海洋安全保障をめぐる地域協力をCSCAPが重視していることは、まさにこうした背景によるものであり、作業部会としてはこれまでに「海洋協力に関するガイドライン」をCSCAPの政策提言である「メモランダム」としてまとめ、ASEAN地域フォーラム(ARF)に提出している。

今回は、アジア太平洋地域における①海洋安全保障状況の現状評価、②域内での具体的な海洋協力活動の経過報告、③「海上における法と秩序」に関する新メモランダム草案の検討、を中心に議論した。

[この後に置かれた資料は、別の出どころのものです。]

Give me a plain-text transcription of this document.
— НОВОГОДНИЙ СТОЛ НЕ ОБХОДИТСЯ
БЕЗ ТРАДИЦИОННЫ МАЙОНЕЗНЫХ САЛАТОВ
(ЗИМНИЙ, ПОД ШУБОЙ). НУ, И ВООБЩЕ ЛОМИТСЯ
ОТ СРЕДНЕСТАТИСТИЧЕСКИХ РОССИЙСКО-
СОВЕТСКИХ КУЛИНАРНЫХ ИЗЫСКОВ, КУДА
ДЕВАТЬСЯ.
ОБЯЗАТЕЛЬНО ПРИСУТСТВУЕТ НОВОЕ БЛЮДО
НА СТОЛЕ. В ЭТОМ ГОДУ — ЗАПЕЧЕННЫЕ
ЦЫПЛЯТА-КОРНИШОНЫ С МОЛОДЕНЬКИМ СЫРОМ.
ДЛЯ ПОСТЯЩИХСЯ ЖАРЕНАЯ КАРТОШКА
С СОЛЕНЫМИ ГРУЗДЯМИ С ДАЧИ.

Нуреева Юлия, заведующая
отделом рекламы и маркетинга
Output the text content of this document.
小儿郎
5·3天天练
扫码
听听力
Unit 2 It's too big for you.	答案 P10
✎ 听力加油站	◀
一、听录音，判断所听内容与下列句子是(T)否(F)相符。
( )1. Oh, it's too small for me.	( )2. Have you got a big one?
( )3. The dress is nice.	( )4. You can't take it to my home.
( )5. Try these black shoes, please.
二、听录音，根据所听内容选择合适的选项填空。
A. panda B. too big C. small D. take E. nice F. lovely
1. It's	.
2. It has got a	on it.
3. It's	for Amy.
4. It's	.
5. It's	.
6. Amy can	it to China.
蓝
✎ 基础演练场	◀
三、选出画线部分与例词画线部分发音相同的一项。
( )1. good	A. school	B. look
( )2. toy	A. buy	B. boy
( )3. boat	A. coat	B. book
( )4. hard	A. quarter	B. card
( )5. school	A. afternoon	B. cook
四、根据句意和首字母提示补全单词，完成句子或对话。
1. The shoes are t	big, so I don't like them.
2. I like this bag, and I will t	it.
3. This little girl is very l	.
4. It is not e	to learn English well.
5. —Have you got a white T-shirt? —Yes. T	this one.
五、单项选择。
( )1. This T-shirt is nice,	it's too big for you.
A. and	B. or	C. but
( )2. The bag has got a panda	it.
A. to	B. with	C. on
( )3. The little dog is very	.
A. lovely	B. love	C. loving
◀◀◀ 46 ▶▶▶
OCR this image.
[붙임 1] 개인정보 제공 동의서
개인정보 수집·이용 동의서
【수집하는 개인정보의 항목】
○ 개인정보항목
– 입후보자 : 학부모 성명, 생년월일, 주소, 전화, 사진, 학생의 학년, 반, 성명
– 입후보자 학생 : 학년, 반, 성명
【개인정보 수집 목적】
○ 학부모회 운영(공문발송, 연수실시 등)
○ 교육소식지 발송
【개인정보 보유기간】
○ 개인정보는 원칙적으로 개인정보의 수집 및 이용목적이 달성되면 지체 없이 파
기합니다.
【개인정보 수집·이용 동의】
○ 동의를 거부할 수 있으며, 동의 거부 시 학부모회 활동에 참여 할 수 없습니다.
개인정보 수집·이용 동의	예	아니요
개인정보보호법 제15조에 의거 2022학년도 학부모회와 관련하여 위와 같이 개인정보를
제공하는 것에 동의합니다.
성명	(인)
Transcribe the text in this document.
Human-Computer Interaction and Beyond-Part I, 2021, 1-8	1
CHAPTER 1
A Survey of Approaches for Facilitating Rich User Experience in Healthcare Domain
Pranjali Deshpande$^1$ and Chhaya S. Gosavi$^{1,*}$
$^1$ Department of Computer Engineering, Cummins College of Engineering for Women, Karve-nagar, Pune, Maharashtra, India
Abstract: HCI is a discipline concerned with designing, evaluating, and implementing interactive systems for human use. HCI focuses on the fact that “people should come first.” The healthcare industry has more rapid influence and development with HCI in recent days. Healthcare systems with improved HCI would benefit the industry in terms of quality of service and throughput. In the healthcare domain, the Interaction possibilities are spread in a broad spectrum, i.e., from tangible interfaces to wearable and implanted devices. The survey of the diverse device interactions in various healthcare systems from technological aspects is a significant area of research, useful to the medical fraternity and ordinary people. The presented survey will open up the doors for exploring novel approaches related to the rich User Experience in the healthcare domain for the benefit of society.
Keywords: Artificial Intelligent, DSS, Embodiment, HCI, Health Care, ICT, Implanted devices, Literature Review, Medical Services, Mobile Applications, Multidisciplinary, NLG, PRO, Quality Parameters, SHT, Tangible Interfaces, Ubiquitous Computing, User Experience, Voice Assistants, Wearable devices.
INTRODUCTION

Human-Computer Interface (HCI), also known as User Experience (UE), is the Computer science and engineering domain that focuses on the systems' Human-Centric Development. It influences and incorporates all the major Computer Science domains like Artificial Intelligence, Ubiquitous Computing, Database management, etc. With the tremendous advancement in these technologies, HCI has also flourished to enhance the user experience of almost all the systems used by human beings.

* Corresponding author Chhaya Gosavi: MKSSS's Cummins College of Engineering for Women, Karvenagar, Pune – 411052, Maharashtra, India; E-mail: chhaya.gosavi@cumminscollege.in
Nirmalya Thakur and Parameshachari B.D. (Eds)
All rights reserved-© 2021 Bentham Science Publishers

第1の、域内での安全保障状況については北東アジア、東南アジア、南太平洋という三つのサブ地域についての分析があった。 北東アジア情勢について報告した中国が、いつも通りに二国間軍事同盟やTMD(戦域ミサイル防衛)構想を批判しながらも、北東アジアの概況としては緊張緩和と安定に向かっていることへの肯定的な評価をし、「対立や立場の相違が生じた場合、関係当事者は、武力の行使や威嚇をせず、あくまでも自制をし、協議と対話で解決をめざすべきである」との立場を強調していたことが印象的だった。 これは、中国として、主権と内政不干渉原則を盾にもっぱら自国への批判に抵抗するのではなく、実利主義にもとづいた柔軟な外交に取り組み、積極的に地域の海洋安全保障協力の推進(海軍間の交流や相互協力も言及されていた)にも努力する用意の表れとして注目された。このほか、東南アジアの文脈では当然に南シナ海の領有権問題が話題となったが、ここでも「地域行動規範」の早期作成がコンセンサスであった。
第2の域内における海洋安全保障協力活動の経過についてだが、南シナ海ワークショップ、北東アジアの海軍協力、南太平洋における漁業管理、環境協力に向けた各国の取り組みが紹介された。わが国としても、本年3−4月に政府主催で海賊対策国際会議が開かれており、その成果を報告したところ、多くの高い評価が寄せられた。
第3のメモランダム草案については、前回、CSCAP国際犯罪作業部会との合同で開催された会合以来、草案作りが進められていたが、テクニカルな用語や表現の問題もあって、次回に継続して審議することとなった。
次回会合は、中国委員会が主催を快諾し、11月19−21日に北京で開催される。再び中国の積極姿勢がみられた場面だったが、CSCAPのメンバーでありながらこれまで本作業部会に参加したことのなかった北朝鮮からの専門家も招く方向で調整することも確認された。